Bei Grillparzer sind das drei Stücke für zwei Abende, in Potsdam ist es einer. Da wird die Geschichte zur Skizze, werden die Charaktere auf Typen reduziert. Die Schauspieler versuchen, das mit Intensität zu kompensieren. Das gelingt in einigen Szenen sehr gut, insbesondere, je näher das grausame Ende kommt. Doch zu oft hat das etwas Verkrampft-Gestelztes, vor allem im ersten Teil. Das hat auffallend viele Besucherinnen und Besucher in der Pause in die Flucht geschlagen.

Starkes Schauspiel

Marianna Linden als Medea und Florian Schmidtke in der Rolle des Jason haben im zweiten Teil der Aufführung sehr bezwingende Momente, wenn sie in kammerspielartigen Szenen einer zerrütteten Ehe spielen, dabei leise bleiben, verhalten, und gerade deshalb stark. Leider hat die Regie sie aber auch dann wieder in eine oft geradezu exaltiert anmutende Körpersprache getrieben, in wilde Pantomimen, die wie Kampf-Tänze erscheinen. Das soll wohl archaisch wirken. Doch es sieht zu manieriert aus und kommt damit gar hart an die Grenze zum Lächerlichen.
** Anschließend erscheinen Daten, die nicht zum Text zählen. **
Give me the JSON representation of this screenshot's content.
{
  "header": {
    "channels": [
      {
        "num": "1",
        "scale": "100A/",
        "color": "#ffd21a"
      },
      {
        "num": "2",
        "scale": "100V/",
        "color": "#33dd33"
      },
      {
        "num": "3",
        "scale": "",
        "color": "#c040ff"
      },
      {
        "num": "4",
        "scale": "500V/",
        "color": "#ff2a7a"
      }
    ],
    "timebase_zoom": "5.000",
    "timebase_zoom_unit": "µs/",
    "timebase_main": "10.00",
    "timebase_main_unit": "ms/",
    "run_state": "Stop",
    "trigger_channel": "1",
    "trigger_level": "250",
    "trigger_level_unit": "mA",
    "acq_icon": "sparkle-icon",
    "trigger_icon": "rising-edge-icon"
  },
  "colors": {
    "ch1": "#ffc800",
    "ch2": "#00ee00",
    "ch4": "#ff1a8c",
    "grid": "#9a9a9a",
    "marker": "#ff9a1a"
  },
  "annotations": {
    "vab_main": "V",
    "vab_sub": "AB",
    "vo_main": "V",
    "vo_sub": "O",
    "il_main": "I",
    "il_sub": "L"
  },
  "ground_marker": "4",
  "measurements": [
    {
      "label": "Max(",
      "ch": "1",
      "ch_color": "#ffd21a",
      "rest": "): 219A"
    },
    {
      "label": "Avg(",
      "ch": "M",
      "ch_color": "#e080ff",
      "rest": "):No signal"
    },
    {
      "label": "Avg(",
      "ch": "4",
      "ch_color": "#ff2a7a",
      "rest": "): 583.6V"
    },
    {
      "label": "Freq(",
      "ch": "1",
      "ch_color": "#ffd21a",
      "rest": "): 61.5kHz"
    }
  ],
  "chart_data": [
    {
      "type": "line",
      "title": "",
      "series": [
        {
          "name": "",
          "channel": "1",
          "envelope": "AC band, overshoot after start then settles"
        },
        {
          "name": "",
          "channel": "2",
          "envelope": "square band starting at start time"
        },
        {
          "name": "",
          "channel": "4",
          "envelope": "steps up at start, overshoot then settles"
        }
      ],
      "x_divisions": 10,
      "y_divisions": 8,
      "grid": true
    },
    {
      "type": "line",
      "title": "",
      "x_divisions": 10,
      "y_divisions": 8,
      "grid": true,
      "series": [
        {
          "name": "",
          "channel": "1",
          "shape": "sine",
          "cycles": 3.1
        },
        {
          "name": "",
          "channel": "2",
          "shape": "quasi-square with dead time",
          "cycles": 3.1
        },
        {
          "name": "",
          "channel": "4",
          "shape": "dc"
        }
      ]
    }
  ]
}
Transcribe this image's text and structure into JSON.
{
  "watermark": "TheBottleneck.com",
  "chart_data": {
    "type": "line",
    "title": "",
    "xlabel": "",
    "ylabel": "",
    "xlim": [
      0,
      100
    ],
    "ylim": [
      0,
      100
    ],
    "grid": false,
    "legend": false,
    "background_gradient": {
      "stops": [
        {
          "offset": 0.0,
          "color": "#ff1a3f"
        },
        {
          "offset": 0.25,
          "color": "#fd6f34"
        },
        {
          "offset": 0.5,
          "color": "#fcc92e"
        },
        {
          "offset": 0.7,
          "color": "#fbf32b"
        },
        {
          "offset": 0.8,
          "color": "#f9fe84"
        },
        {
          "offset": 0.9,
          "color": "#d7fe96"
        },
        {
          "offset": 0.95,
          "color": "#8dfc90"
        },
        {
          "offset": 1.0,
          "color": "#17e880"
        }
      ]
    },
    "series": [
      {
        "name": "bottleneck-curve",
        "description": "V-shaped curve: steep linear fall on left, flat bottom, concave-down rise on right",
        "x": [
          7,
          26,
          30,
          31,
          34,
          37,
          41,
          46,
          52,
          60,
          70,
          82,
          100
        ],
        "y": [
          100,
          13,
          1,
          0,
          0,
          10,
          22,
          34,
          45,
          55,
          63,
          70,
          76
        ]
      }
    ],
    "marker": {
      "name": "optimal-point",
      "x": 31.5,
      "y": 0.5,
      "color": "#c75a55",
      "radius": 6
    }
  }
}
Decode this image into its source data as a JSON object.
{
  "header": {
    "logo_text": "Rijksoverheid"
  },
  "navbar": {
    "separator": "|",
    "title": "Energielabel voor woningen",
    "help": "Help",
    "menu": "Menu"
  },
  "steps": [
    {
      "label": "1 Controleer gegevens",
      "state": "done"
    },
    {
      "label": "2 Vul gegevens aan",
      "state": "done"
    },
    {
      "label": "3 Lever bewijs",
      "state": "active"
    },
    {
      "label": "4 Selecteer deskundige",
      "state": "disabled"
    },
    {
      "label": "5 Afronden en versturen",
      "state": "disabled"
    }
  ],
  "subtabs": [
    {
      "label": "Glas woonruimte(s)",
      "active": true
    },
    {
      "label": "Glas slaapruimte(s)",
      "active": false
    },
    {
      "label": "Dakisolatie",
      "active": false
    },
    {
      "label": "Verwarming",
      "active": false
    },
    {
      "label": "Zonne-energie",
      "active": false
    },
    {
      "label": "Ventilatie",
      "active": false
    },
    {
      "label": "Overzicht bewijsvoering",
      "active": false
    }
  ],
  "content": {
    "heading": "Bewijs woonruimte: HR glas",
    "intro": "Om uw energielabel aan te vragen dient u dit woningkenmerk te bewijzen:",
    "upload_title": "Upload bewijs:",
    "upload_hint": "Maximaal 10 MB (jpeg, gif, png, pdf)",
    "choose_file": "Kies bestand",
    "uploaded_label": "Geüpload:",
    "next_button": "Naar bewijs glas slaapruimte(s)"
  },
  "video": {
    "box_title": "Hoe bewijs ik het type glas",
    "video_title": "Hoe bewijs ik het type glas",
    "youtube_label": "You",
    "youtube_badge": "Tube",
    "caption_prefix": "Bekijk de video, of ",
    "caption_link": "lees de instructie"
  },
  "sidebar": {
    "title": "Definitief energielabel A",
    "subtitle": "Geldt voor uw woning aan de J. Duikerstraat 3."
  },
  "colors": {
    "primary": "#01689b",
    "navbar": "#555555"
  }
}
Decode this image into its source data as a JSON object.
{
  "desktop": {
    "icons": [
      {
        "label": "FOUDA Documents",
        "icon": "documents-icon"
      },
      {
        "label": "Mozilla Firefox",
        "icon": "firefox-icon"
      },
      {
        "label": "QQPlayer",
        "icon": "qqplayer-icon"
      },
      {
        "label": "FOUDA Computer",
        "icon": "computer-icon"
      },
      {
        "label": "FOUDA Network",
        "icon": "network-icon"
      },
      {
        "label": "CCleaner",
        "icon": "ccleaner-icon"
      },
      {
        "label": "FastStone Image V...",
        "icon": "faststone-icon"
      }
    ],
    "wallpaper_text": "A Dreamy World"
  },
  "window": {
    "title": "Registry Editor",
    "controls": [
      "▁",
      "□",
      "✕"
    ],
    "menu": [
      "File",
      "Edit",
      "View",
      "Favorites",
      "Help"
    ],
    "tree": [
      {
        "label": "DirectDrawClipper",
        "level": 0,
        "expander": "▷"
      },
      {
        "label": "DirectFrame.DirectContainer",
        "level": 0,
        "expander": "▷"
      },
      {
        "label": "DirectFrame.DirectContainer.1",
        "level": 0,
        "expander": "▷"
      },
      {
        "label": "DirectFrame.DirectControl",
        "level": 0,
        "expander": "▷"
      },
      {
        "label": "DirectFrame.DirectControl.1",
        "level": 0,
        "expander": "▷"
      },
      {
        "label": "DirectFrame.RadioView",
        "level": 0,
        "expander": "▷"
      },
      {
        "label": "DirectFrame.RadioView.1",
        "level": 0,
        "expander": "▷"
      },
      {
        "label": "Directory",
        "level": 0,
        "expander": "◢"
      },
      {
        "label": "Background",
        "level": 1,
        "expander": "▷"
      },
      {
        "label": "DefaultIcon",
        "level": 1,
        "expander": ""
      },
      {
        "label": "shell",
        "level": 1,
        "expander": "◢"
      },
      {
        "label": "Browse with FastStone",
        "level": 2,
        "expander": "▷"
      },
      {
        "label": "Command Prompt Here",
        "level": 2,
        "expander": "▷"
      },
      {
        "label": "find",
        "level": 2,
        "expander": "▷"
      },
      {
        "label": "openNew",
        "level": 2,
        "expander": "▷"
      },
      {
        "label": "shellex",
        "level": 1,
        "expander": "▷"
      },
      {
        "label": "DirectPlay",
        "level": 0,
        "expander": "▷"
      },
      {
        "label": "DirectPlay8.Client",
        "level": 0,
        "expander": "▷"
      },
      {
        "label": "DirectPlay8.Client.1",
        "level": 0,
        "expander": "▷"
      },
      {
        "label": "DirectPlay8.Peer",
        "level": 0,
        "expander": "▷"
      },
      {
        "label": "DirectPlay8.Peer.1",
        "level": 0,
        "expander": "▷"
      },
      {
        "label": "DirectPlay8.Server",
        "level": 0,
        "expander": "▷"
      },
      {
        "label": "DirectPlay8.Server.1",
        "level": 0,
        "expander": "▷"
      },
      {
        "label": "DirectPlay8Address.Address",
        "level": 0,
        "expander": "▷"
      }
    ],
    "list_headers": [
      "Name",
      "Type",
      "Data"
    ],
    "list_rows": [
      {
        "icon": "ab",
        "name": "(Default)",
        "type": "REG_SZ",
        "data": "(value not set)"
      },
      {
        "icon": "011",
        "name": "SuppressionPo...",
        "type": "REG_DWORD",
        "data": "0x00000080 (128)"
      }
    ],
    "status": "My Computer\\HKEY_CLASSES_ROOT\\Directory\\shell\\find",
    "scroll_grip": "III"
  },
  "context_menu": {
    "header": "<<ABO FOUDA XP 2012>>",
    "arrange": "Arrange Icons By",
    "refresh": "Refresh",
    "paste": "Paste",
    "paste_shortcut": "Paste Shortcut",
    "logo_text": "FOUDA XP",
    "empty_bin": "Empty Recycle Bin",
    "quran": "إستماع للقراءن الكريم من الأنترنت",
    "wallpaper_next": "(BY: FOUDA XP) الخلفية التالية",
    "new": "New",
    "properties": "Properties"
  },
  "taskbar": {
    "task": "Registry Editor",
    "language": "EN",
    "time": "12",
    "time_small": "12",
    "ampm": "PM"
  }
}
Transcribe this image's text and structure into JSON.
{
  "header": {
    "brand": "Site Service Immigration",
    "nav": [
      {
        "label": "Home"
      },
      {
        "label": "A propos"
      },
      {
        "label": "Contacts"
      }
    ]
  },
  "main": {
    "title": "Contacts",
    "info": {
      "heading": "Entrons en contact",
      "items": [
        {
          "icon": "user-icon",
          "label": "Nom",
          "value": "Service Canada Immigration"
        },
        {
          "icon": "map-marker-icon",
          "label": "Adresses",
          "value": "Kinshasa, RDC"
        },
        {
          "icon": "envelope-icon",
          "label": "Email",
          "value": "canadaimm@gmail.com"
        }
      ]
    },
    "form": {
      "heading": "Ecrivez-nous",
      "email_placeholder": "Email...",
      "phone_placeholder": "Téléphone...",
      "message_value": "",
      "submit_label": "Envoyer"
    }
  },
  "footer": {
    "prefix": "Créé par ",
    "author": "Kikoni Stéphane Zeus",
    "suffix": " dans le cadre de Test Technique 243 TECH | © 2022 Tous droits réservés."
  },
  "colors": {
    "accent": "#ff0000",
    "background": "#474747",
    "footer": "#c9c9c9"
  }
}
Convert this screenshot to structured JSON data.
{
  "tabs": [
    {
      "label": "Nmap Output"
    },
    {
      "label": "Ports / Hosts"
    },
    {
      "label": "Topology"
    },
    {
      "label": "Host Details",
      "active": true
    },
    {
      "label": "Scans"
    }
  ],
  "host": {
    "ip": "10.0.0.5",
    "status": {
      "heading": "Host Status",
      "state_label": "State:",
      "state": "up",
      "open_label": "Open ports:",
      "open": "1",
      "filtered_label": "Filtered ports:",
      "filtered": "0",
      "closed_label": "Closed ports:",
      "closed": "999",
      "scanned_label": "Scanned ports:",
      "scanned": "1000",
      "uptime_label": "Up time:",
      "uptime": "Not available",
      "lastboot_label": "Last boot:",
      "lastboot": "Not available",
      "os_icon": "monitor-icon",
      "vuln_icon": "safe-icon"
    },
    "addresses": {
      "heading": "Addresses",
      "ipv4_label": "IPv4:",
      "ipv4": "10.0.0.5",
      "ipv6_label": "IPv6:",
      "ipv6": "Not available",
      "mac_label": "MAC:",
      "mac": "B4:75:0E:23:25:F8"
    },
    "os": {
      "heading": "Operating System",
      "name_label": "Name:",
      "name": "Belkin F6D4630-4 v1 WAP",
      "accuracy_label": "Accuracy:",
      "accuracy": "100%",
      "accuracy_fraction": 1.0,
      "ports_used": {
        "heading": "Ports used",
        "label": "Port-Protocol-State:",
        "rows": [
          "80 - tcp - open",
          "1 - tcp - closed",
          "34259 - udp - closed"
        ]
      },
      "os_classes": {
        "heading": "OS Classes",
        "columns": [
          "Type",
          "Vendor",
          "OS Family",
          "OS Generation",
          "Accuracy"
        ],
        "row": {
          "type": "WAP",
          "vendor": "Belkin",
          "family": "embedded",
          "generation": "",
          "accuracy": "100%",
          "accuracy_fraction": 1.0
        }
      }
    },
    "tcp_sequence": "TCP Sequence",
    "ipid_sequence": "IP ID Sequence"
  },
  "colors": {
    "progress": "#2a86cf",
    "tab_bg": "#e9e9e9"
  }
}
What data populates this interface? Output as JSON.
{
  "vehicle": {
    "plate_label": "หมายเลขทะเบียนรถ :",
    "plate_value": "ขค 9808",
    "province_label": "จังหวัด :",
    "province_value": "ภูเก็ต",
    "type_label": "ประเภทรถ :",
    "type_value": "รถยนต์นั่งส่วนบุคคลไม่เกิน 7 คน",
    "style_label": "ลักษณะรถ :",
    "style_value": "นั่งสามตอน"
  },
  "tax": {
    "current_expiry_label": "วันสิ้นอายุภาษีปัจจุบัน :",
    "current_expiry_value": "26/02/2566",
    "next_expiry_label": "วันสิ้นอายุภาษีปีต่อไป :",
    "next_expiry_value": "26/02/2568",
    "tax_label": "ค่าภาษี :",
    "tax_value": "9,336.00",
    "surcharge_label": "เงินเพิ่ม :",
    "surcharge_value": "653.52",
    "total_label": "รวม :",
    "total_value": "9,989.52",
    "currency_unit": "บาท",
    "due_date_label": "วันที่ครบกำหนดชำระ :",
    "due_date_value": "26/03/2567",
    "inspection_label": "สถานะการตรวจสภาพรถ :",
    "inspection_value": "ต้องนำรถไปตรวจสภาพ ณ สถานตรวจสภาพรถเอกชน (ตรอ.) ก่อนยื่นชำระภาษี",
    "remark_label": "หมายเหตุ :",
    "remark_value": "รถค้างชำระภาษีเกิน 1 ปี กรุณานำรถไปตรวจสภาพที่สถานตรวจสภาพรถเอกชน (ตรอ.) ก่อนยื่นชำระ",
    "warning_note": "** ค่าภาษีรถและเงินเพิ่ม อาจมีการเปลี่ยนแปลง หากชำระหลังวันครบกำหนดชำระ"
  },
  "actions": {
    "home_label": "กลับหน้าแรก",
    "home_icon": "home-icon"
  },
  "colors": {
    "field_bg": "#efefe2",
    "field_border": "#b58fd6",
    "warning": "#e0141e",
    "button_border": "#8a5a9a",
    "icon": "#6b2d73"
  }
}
Dennoch: Der Theaterbesuch lohnt durchaus. Notwendig ist nur ein wenig Geduld im ersten Teil, vor der Pause. Man lasse sich da nicht abschrecken von dem Zuviel an Einfällen des Regisseurs Alexander Nerlich, dessen "Peer Gynt" in Potsdam in bester Erinnerung ist. All das Pantomimische, Sportliche, Tänzerische, die Klang-Installationen, das Wabern des Düster-Atmosphärischen, das sich nicht immer erschließt, wenn man in dem antiken Stoff, der Grillparzer als Anregung gedient hat, nicht wirklich bewandert ist. Doch die Geduld wird belohnt: Der zweite Teil fesselt mit Konzentration aufs Wesentliche, mit emotionaler Dichte und – das A und O – sehr oft mit schauspielerischer Klasse. Da wird der Schrecken, den Medea erleidet, ohne vordergründige Verweise geradezu greifbar, kommt uns nah und spiegelt Probleme unserer Gegenwart.